MEU PAI,MEU AMIGO, MEU IRMÃO
Isabel Sanches

Meu pai pessoa honesta, batalhadora e sincera. meu amigo com quem aprendi tudo de bom e o qual me acompanhou desde os primeiros passinhos e me fez trilhar sobre seus exemplos a caminhar sempre com integridade. mesmo tendo ares sofrido e revestido de muita seriedade ás vezes comigo se fazia menino, como um irmão mais velho jogavámos as bolinhas de gude ao chão e prontos se dava início a desafios sem do tempo ter noção e em tardes vazias, tristes, fazíamos por nosso companheiro o violão.

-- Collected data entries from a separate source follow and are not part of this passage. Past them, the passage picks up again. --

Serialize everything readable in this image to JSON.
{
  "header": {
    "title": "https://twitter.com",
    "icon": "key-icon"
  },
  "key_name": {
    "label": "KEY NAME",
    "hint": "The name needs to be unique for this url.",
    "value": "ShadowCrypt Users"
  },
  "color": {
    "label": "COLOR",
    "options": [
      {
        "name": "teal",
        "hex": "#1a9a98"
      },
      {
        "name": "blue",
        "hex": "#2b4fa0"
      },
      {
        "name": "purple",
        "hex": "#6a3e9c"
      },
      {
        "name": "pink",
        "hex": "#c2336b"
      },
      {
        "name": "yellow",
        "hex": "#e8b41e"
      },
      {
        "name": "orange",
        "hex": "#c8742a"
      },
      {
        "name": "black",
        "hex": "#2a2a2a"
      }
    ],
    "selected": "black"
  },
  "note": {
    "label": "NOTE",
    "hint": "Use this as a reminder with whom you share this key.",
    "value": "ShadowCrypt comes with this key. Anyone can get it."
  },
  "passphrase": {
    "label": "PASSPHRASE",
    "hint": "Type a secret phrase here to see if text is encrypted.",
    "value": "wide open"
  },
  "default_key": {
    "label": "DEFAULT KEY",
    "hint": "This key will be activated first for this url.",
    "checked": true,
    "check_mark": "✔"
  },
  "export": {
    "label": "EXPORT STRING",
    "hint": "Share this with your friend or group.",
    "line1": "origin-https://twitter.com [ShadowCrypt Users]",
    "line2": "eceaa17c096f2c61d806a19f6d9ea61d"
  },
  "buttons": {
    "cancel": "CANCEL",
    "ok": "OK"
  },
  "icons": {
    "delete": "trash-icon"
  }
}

meu pai, meu amigo, meu irmão...
Hoje é seu dia!
não o tenho mais em vida terrena, mas, só o fato de você ter existido e me protegido já me deixa feliz. nada me impedirá de recordar-te nem o tempo nem mesmo a morte. saiba que, me considero ser de muita sorte por ter a você como meu espelho de vida. entendo tua partida e espero na presença de Deus um dia o encontrar de novo.
Meu pai, meu amigo, meu irmão. estarás sempre nítido no meu coração e infinitamente:
o amarei com a grande ternura de sempre.